Colon's been collecting coins for years but it was 2009 when he stumbled on a North County banknote being sold by a dealer in New Jersey that piqued his interest in the obsolete currency.
"I happened to bid on one of them," he said. "I didn't even know there was a North Adams National Bank."
He has notes from North Adams National Bank (which became First Agricultural in 1962), Farmers & Mechanics Bank of South Adams, Berkshire (National) Bank of North Adams, the Adams (National) Bank, and Arnold Print Works, among other Berkshire County banks. Other North County banks during this time include Greylock National Bank of Adams and Williamstown National Bank.
Businesses, too, often printed notes to pay employees that could be be drawn on specific bank, he said. Local notes were printed on mostly paper from the American Banknote Co. and Crane & Co.
Most of the paper notes are thin and almost see-through; some are engraved on both sides, some on just one. Colon said the prices for these bits of history can range from a few hundred to thousands of dollars, depending on the rarity and the market. Millions of dollars worth of banknotes were printed during that banking era.
"The fun thing about these $5 notes is I have many of them that are considered to be contemporary counterfeits," he said. "I have not found one that's actually an original one."

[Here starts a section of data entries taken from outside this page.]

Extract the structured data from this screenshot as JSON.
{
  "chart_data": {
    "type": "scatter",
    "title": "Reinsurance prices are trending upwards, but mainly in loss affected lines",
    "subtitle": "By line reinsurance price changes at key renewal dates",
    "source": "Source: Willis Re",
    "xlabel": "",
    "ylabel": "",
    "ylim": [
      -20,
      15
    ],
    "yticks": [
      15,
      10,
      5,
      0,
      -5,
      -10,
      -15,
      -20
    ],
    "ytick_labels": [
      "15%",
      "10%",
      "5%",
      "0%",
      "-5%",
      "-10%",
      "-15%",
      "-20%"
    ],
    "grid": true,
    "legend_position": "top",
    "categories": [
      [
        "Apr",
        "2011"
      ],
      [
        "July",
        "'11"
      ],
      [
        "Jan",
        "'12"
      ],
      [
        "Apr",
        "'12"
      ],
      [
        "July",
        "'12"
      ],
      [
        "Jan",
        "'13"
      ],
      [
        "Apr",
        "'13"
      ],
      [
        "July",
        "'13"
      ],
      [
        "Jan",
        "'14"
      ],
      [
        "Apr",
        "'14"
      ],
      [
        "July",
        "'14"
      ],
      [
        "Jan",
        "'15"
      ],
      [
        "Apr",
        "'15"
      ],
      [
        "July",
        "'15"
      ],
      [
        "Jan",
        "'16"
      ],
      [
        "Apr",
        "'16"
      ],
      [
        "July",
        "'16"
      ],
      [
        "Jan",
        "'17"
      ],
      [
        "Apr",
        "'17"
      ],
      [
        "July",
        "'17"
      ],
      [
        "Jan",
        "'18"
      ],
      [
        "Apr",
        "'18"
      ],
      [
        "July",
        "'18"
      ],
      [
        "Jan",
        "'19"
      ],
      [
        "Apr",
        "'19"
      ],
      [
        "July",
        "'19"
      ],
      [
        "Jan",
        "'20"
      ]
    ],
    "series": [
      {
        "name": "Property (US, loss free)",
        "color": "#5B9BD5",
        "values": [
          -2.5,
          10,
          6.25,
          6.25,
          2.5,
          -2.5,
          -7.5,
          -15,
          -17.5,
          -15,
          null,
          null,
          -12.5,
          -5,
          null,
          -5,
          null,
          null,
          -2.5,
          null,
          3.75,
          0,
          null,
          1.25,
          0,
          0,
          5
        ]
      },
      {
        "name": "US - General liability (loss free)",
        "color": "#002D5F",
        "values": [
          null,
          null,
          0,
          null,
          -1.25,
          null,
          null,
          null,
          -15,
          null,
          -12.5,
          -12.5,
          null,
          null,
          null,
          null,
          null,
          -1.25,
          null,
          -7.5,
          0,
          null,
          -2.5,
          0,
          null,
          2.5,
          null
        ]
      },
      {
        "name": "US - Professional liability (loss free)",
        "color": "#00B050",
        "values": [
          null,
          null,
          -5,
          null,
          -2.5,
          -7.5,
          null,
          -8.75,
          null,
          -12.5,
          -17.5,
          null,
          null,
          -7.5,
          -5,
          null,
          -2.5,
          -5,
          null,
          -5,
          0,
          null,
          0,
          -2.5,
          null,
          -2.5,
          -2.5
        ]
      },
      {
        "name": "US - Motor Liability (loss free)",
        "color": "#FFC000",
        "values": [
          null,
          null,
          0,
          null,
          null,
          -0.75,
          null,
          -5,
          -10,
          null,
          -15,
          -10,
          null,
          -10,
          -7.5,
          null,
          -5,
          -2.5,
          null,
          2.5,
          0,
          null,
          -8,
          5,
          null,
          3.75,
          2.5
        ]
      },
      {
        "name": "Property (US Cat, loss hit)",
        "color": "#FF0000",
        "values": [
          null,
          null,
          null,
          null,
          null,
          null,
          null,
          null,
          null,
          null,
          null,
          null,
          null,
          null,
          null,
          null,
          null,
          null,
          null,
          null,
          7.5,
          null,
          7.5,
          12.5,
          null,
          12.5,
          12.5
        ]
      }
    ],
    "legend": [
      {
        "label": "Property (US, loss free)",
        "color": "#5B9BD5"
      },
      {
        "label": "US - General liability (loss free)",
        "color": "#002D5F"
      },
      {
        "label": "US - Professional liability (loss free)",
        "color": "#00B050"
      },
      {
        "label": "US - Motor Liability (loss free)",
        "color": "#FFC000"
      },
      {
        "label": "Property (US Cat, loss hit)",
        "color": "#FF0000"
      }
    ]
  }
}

That's not surprising. Banks would hire an artist, usually local, to create the note and then send the artwork to an engraver and a printer. It wouldn't be difficult to run off a few (or many) extra notes on the side.
In one case, he said, a bank's president had ordered extra notes for show — they were never supposed to leave the vault — but somehow they got into circulation and the bank collapsed when it couldn't cover the volume.
By 1863, Congress had enacted the National Banking Acts and established the U.S. Bureau of Engraving and Printing to bring some standardization, confidence and commercial convenience to the reams of paper notes circulating. While issued through the U.S. Treasury with seals and serial numbers, the notes were still ornate, unique and boasted the bank's name and the signatures of its cashier and president. The difference was any bank in the national system would accept the notes.
As the 19th century century closed out, the notes became more standardized and, by the time the national banking system came to an end in 1934, paper currency was very similar to today's.
"They kind of dumbed them down a bit and by the end, they got rid of all the artistic value altogether," Colon said. "I think we got generic and boring."